Ces réformes interviennent suite aux importantes découvertes pétrolières et gazières entre 2014 et 2016. Elles interviennent également alors que le pays s’achemine vers la phase de production aussi bien pour le pétrole que pour le gaz.

La présente étude décrit succinctement les principales évolutions du nouveau code pétrolier et dresse un tableau synoptique mettant en évidence l’évolution de la législation pétrolière de 1998 et celle de 2019.

Dispositions générales

Définition exhaustive des notions clés : Le code propose une liste exhaustive des termes faisant l’objet d’une définition légale. Cette évolution permet une meilleure lisibilité de la loi et par conséquent une application harmonisée.

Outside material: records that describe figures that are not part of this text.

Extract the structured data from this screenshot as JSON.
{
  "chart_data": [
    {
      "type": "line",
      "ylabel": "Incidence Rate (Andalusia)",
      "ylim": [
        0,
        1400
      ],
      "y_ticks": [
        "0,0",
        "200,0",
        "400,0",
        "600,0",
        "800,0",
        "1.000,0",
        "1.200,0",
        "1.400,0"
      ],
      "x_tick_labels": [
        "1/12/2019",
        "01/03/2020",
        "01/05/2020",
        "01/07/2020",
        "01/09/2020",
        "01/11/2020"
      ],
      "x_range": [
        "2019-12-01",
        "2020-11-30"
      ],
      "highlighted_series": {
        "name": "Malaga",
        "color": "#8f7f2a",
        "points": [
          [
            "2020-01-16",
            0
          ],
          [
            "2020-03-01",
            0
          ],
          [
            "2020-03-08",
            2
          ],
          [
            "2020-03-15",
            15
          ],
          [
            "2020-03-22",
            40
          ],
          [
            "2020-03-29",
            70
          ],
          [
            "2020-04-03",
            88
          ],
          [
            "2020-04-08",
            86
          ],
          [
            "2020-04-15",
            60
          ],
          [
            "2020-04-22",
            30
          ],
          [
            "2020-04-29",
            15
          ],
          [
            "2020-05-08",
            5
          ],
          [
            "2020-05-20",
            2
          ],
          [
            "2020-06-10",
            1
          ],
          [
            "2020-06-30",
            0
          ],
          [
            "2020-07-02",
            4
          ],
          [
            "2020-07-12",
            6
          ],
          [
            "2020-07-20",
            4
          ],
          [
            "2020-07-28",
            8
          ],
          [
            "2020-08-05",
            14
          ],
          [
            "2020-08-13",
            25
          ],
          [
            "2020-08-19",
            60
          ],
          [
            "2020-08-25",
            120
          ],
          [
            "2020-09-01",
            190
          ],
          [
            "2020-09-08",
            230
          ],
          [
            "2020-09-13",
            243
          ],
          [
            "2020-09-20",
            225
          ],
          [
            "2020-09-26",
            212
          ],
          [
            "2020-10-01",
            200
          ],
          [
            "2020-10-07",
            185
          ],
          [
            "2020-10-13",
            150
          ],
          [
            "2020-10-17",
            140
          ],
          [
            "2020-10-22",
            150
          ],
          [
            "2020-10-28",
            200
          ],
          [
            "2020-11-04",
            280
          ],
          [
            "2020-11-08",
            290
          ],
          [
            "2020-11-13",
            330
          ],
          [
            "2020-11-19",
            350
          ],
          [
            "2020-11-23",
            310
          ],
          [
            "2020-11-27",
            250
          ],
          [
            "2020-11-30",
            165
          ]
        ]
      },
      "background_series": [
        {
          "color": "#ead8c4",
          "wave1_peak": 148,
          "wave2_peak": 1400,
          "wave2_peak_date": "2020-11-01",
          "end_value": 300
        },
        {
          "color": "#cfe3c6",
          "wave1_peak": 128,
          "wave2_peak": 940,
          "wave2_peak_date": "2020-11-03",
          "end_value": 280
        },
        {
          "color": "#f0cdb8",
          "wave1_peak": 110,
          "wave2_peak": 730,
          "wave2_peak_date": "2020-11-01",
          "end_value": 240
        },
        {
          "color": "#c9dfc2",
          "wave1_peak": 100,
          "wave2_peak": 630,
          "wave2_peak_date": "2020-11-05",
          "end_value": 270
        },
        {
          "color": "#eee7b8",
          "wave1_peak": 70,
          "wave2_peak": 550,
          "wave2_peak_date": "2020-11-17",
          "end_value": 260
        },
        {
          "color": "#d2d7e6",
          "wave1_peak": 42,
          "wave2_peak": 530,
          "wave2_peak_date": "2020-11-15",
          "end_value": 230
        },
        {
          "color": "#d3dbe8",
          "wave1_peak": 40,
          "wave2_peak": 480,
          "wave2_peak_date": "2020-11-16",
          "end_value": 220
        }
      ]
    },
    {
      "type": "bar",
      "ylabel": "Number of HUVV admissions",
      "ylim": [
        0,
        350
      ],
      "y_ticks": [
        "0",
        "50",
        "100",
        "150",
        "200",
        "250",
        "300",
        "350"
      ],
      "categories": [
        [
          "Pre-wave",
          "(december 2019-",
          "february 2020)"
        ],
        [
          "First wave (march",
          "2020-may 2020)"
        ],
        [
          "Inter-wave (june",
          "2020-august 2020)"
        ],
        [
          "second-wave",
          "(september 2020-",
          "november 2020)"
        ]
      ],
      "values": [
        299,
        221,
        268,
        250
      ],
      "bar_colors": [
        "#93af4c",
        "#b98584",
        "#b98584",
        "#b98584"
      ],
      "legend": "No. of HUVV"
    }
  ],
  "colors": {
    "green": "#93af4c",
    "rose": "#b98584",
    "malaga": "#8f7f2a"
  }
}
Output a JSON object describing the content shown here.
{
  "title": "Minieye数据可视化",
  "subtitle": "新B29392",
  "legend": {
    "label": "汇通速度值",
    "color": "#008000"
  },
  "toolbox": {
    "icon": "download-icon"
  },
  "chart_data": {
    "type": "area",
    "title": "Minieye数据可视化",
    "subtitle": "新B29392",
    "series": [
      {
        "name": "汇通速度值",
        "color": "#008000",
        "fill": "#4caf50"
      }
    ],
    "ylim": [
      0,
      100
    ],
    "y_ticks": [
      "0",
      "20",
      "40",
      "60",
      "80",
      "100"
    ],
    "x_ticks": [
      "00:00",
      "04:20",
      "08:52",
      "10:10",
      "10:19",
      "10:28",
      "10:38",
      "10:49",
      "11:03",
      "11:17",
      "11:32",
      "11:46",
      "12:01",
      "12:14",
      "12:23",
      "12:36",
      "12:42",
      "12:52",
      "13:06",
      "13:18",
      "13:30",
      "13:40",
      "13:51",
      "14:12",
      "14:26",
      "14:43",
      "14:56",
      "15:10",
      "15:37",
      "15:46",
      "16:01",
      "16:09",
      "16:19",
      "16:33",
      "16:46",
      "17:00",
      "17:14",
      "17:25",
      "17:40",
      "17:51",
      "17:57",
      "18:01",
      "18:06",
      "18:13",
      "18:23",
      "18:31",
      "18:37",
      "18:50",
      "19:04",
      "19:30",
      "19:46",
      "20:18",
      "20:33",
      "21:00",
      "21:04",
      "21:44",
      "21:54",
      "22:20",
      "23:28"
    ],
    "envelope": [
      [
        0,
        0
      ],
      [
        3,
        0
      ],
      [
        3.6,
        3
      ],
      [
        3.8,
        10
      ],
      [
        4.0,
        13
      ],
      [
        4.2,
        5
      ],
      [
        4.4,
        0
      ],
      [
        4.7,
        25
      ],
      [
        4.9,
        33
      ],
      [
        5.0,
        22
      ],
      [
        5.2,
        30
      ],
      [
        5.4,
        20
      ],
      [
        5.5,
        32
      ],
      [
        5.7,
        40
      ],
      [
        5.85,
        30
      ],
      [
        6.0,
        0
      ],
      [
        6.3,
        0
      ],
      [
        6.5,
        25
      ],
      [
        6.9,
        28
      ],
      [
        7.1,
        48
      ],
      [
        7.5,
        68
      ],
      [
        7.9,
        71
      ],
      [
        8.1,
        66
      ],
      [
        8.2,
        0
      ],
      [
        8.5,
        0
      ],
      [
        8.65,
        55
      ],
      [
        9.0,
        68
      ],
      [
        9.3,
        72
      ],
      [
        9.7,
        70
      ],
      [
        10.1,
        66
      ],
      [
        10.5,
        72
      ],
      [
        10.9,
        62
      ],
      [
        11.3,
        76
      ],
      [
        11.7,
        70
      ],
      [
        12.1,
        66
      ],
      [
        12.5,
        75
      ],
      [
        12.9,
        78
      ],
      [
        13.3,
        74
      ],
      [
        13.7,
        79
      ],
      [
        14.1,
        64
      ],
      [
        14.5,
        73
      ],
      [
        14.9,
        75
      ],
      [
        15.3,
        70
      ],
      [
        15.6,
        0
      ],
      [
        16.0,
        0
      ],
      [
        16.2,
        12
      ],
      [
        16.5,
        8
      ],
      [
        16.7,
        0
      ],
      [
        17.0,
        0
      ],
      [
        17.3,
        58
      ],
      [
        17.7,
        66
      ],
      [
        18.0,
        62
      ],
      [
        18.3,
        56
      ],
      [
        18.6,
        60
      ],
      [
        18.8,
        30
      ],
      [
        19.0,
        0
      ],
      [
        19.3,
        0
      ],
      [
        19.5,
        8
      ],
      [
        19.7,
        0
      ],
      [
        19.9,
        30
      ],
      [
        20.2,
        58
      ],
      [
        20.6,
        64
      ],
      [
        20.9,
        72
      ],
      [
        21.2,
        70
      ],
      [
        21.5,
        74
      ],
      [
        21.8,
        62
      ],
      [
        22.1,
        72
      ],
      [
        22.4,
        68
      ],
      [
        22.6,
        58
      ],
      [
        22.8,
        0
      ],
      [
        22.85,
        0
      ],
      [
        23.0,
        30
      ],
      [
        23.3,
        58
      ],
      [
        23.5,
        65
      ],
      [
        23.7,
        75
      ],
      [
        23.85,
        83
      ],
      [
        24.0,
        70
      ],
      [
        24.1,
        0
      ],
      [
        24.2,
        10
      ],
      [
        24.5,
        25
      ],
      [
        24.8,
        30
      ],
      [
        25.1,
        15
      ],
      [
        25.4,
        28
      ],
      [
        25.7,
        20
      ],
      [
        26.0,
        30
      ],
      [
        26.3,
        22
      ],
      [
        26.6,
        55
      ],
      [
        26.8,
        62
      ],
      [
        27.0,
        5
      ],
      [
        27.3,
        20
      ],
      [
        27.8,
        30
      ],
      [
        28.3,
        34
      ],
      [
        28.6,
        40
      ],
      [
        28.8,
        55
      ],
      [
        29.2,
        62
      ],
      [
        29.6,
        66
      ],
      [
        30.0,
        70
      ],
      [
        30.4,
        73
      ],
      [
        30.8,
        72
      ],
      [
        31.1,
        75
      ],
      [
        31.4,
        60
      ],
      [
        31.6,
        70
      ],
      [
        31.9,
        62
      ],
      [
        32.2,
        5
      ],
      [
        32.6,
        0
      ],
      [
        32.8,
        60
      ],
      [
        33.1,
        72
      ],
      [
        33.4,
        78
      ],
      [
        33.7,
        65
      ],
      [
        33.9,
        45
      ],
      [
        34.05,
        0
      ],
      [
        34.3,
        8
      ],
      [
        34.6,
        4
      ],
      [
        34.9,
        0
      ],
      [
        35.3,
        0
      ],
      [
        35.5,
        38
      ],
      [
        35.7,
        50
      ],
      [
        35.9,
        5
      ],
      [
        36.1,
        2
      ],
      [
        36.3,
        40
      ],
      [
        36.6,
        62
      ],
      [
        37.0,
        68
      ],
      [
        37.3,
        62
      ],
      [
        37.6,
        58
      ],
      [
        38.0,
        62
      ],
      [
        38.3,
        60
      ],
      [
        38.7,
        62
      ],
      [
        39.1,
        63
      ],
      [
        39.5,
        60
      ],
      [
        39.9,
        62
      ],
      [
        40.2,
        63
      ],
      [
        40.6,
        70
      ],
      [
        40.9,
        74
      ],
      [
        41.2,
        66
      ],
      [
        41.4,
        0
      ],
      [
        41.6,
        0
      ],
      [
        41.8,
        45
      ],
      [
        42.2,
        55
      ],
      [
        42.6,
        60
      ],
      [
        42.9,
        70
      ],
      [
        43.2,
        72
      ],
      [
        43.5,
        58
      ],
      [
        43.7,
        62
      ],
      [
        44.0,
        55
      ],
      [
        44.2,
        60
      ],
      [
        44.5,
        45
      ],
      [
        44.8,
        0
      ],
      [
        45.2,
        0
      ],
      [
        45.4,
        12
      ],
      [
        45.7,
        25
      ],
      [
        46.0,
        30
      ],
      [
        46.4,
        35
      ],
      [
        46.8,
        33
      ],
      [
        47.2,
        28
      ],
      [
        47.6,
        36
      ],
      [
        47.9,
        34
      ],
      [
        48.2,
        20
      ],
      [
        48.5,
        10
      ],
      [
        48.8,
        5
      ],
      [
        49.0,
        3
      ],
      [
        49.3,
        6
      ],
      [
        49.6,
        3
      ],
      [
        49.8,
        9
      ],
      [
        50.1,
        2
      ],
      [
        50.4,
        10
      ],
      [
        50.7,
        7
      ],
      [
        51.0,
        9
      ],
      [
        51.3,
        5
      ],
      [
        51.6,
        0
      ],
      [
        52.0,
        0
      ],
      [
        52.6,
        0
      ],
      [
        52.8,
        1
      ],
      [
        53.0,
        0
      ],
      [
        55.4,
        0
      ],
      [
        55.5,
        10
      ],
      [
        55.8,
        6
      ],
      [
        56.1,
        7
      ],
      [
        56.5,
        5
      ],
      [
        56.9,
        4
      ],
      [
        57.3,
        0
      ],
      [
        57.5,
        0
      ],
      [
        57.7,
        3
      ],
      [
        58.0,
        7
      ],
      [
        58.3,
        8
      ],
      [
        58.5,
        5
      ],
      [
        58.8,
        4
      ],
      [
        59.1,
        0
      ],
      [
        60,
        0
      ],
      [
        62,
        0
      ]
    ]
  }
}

Ainsi, les titres miniers d’hydrocarbures, les différentes opérations pétrolières ou encore l’unitisation sont nouvellement définis.

Propriété des ressources et gestion de revenus pétroliers : Désormais, la propriété des ressources pétrolières appartient au peuple. Une telle disposition s’aligne sur les dispositions de l’article 25-1 de la Constitution qui reconnait au peuple et non à l’Etat la propriété de ces ressources.

En outre, le législateur pose le principe de la gestion des revenus pétroliers qui doit prendre en compte les intérêts des générations futures et des besoins socioéconomiques actuels. Une loi spécifique à la gestion des revenus pétroliers est prévue à cet effet.

Cadre institutionnel : Le législateur prévoit expressément le Ministère des hydrocarbures et la société pétrolière nationale respectivement comme organe gouvernemental de mise en œuvre de la politique d’hydrocarbures et institution de promotion du bassin sédimentaire national et par ailleurs représentant les intérêts de l’État dans le secteur des hydrocarbures.

Titres miniers d’hydrocarbures et autorisations

Nouvelle procédure d’attribution : Le code affirme que désormais l’attribution des titres miniers d’hydrocarbures se fait suivant une procédure d’appel d’offres ouverte exclusivement aux personnes morales. La priorité, précise le texte, est donnée à l’offre la mieux disante sur la base de critères techniques, financiers et socio-économiques. Seule une procédure d’appel d’offres infructueuse laisse la possibilité d’une attribution sur la base d’une consultation directe entre le Ministère en charge des hydrocarbures et l’entreprise intéressée.

petrole senegalaisNouvelle procédure de cession d’intérêt participatif : lorsque Le projet de cession est envisagé au sein d’un groupe contractant, il est soumis désormais à une simple déclaration préalable au Ministre en charge des hydrocarbures.

Consécration de l’unitisation : Lorsque les limites d’un gisement commercial se trouvent à cheval sur plusieurs autorisations d’exploration, les titulaires de ces autorisations doivent s’employer à mettre en œuvre un projet d’exploitation commune approuvé par l’Etat.

Réaménagement du régime des titres miniers d’hydrocarbures existants

Autorisation de prospection

Désormais, l’autorisation de prospection inclue des opérations de forage ne dépassant pas 200 mètres de profondeur. Aussi, le titulaire de l’autorisation est assujetti à une obligation d’information relative aux données et résultats de ses activités chaque 6 mois à l’État qui en acquière la propriété.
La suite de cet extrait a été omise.